Washington: US President Joe Biden signed into law Friday a rare intervention by Congress forcing freight rail unions to accept a salary deal, avoiding a possibly devastating strike — but putting the pro-union Democrat in an awkward political position.
Biden signed the law in a brief White House ceremony only a week before unions who had rejected the deal were expected to have gone on strike, threatening crucial supply chains across the world's biggest economy.
The deal delivers a hefty wage increase but four of the 12 unions involved refused to accept it because there was no agreement on giving workers paid sick leave. Congress acted under a little used power to resolve disputes involving railroads.
As he signed the bill, Biden said Congress had "avoided what, without a doubt, would have been an economic catastrophe."
"Without freight rail, many of the US industries would literally have shut down," Biden said, adding that his advisors feared the loss of three quarters of a million jobs within two weeks if the strike had gone ahead.
The episode was awkward politically for Biden.
Trade unions constitute a major element in his electoral coalition and he frequently describes himself as a lifelong union supporter and the "most pro-union president" in history.
That brand has taken a hit from the emergency bill signing, with some on the left accusing Biden of having sold out. After the Senate came down decisively in favor of the rail management, one union leader called the situation "horrific."
The Brotherhood of Railroad Signalmen alleged that senators had "demonstrated they are for the corporate class."
Biden bypassed the issue later Friday when he visited the International Brotherhood of Electrical Workers (IBEW) union in Boston to join a phone bank drumming up Democratic voter enthusiasm for the attempt to win a crucial extra Senate seat in Georgia's runoff election next Tuesday.

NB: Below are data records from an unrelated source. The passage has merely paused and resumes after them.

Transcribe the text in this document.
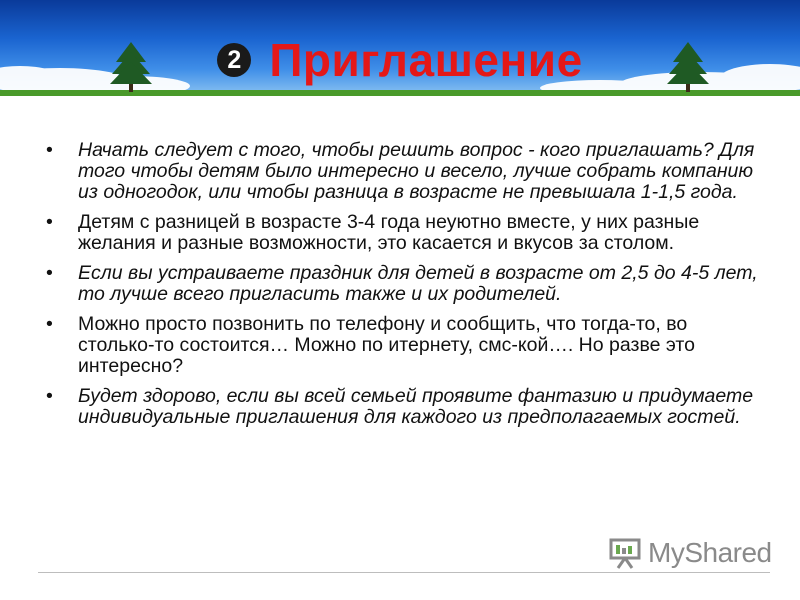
2 Приглашение
• Начать следует с того, чтобы решить вопрос - кого приглашать? Для того чтобы детям было интересно и весело, лучше собрать компанию из одногодок, или чтобы разница в возрасте не превышала 1-1,5 года.
• Детям с разницей в возрасте 3-4 года неуютно вместе, у них разные желания и разные возможности, это касается и вкусов за столом.
• Если вы устраиваете праздник для детей в возрасте от 2,5 до 4-5 лет, то лучше всего пригласить также и их родителей.
• Можно просто позвонить по телефону и сообщить, что тогда-то, во столько-то состоится… Можно по итернету, смс-кой…. Но разве это интересно?
• Будет здорово, если вы всей семьей проявите фантазию и придумаете индивидуальные приглашения для каждого из предполагаемых гостей.
MyShared
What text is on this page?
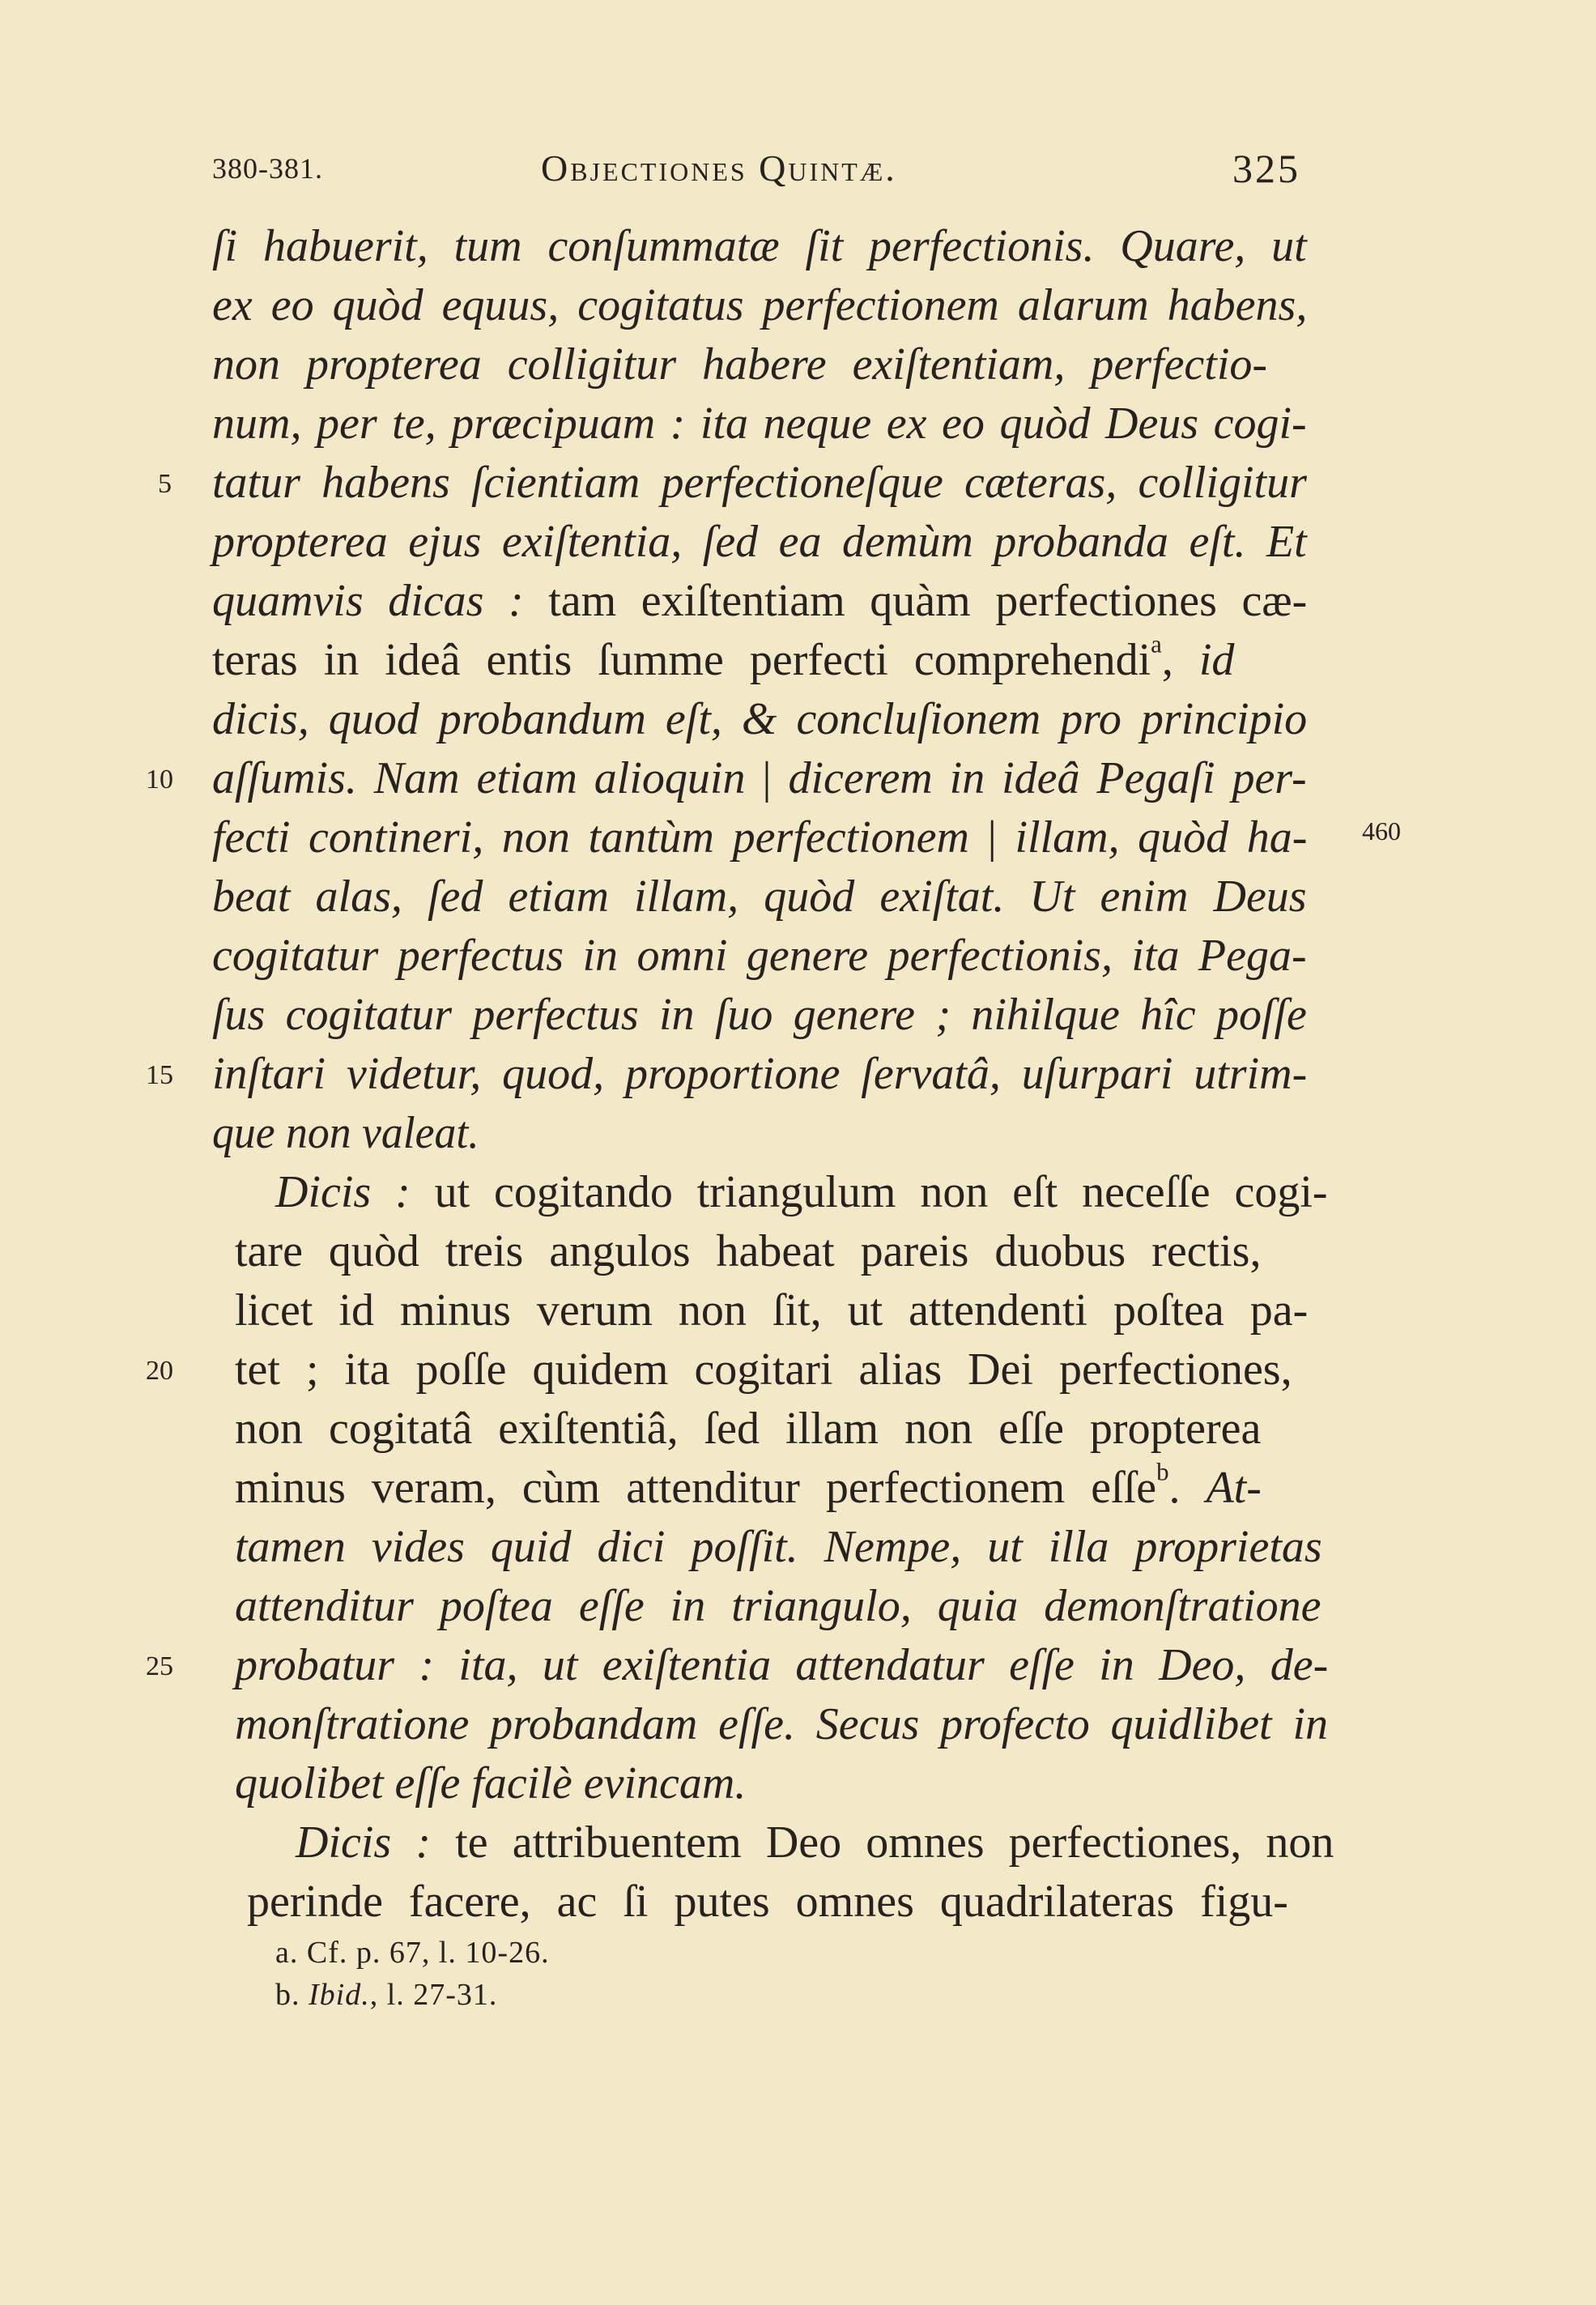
380-381.	Objectiones Quintæ.	325
ſi habuerit, tum conſummatæ ſit perfectionis. Quare, ut
ex eo quòd equus, cogitatus perfectionem alarum habens,
non propterea colligitur habere exiſtentiam, perfectio-
num, per te, præcipuam : ita neque ex eo quòd Deus cogi-
tatur habens ſcientiam perfectioneſque cæteras, colligitur
propterea ejus exiſtentia, ſed ea demùm probanda eſt. Et
quamvis dicas : tam exiſtentiam quàm perfectiones cæ-
teras in ideâ entis ſumme perfecti comprehendi$^a$, id
dicis, quod probandum eſt, & concluſionem pro principio
aſſumis. Nam etiam alioquin | dicerem in ideâ Pegaſi per-
fecti contineri, non tantùm perfectionem | illam, quòd ha-
beat alas, ſed etiam illam, quòd exiſtat. Ut enim Deus
cogitatur perfectus in omni genere perfectionis, ita Pega-
ſus cogitatur perfectus in ſuo genere ; nihilque hîc poſſe
inſtari videtur, quod, proportione ſervatâ, uſurpari utrim-
que non valeat.
Dicis : ut cogitando triangulum non eſt neceſſe cogi-
tare quòd treis angulos habeat pareis duobus rectis,
licet id minus verum non ſit, ut attendenti poſtea pa-
tet ; ita poſſe quidem cogitari alias Dei perfectiones,
non cogitatâ exiſtentiâ, ſed illam non eſſe propterea
minus veram, cùm attenditur perfectionem eſſe$^b$. At-
tamen vides quid dici poſſit. Nempe, ut illa proprietas
attenditur poſtea eſſe in triangulo, quia demonſtratione
probatur : ita, ut exiſtentia attendatur eſſe in Deo, de-
monſtratione probandam eſſe. Secus profecto quidlibet in
quolibet eſſe facilè evincam.
Dicis : te attribuentem Deo omnes perfectiones, non
perinde facere, ac ſi putes omnes quadrilateras figu-
5
10
15
20
25
460
a. Cf. p. 67, l. 10-26.
b. Ibid., l. 27-31.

The president told the audience he wouldn't have won his own 2020 election without IBEW's support and said his polices since then had favored the less well off.
"I'm tired of trickle-down economics," he said to applause.
Judging by the overwhelmingly bipartisan support in Congress for forcing through the deal, the political hit for overriding the union holdouts will be contained for Biden. The House easily passed the bill and on Thursday the Senate, where usually Biden's bills are lucky to scrape through with the one-vote Democratic majority, passed it 80-15.
Biden said he had no choice but to act quickly in the face of what the White House warns would have been a crippling strike right when the US economy is showing signs of stabilizing in the wake of the Covid pandemic.
In his comments at the signing ceremony, Biden said the wages deal - which his administration was heavily involved in crafting - was "a good product."
He acknowledged the lack of sick leave but said "I'm coming back at it" with "more work to do."
Above all, Biden said, the forceful intervention by Congress and the White House would benefit the country as a whole.
"They did one heck of a job in averting what could have been a real disaster," he said.
Biden said "765,000 Americans, many of them union members themselves, would have been put out of work within the first two weeks of this strike alone."
In addition, the breaking of supply chains for basic materials like chemicals and farm supplies would put clean drinking water and food at risk.
"We've spared the country that catastrophe," Biden said.